China’s state-run Global Times on Tuesday threw cold water on World Health Organization (W.H.O.) director Tedros Adhanom Ghebreyesus’ hope that “2022 must be the year we end the pandemic.”

The Chinese propaganda paper emailed Tedros’ office to ask for specific details of W.H.O.’s plan to end the pandemic and reported no details were forthcoming.

Communist China risibly claims to have ended the pandemic within its borders over a year ago – all of its coronavirus outbreaks since then were supposedly caused by visiting foreigners, including the one that currently has 13 million people under lockdown in the city of Xi’an.

The Global Times quoted “Chinese observers” who said the pandemic will only end if W.H.O. can “play a leading role in ending vaccine inequity and developing more effective vaccines, truly unite member states and global scientists, and abandon politicization.” 

By “politicization,” the Global Times meant asking questions about where the coronavirus came from.

The Chinese paper lashed out at Tedros for daring to demand more “data and information related to the origin” of the pandemic, accusing him of working as a puppet for the United States by “raising the issue of the origin and attacking China” to help American officials “shift the blame of their failures in Covid-19 [Chinese coronavirus] response to China.”

“Even if the W.H.O. declared the end of the pandemic next year, it’s more about ending it politically rather than biologically,” an anonymous immunologist in Beijing said.

The Associated Press

In this Monday, March 9, 2020 file photo, Tedros Adhanom Ghebreyesus, Director General of the World Health Organization speaks during a news conference, at the WHO headquarters in Geneva, Switzerland. (Salvatore Di Nolfi/Keystone via AP)

The Global Times argued the fast-spreading, and apparently vaccine-resistant, omicron variant of Chinese coronavirus proves better vaccines must be developed and spread “equitably” around the world.

An inhaled vaccine being developed by Chinese academics and military scientists was touted as a superior medicine that “could both prevent infection and transmission.” 
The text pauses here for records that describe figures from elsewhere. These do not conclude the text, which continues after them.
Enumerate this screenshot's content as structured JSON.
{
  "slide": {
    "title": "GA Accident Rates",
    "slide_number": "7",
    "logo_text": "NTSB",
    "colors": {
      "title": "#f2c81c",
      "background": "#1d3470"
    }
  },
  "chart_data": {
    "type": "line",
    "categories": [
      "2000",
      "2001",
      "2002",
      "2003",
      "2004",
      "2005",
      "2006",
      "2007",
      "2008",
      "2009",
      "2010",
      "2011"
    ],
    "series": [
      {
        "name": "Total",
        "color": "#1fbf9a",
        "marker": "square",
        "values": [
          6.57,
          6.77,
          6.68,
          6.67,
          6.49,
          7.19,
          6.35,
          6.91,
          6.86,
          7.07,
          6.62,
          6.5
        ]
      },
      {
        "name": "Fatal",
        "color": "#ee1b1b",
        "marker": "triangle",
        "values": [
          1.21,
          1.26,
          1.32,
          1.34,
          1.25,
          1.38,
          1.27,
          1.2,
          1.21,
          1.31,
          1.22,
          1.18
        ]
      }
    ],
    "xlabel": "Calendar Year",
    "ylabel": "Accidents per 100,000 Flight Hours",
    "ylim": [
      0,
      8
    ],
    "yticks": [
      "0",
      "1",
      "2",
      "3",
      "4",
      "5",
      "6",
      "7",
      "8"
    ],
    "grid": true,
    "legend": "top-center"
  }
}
Bringing this up in the middle of a furious rant against foreigners who ask tough questions about China’s role in releasing and spreading the coronavirus sounds like Beijing’s latest attempt to cajole the world into forgetting about those unsafe Chinese virology laboratories and their mysteriously disappearing data files.

“Obsessing over the origins of SARS-CoV-2 when the world is facing the rapid spread of the disease is actually politicizing the issue of the origins of SARS-CoV-2,” the Global Times concluded.

W.H.O. coronavirus expert Maria van Kerkhove was cautiously optimistic about effectively ending the pandemic next year in a December 14 article for Nature MedicineShe made some of the same points as Tedros, especially in her emphasis on resolving “inequitable access to vaccines, therapeutic agents, and diagnostics.”

Van Kerkhove lamented the “division and politicization” in various government responses to the pandemic, which is the sort of point China likes to seize upon to argue its authoritarian model is superior for addressing calamities like Chinese coronavirus.

After cautioning that vaccination may not be sufficient to control the coronavirus if it keeps spreading through large populations and mutating into vaccine-resistant strains, Van Kerkhove envisioned that growing “population level immunity” can substantially reduce “severe disease and death,” easing the strain placed upon health care systems by the pandemic and perhaps ending the state of health emergency in much of the world.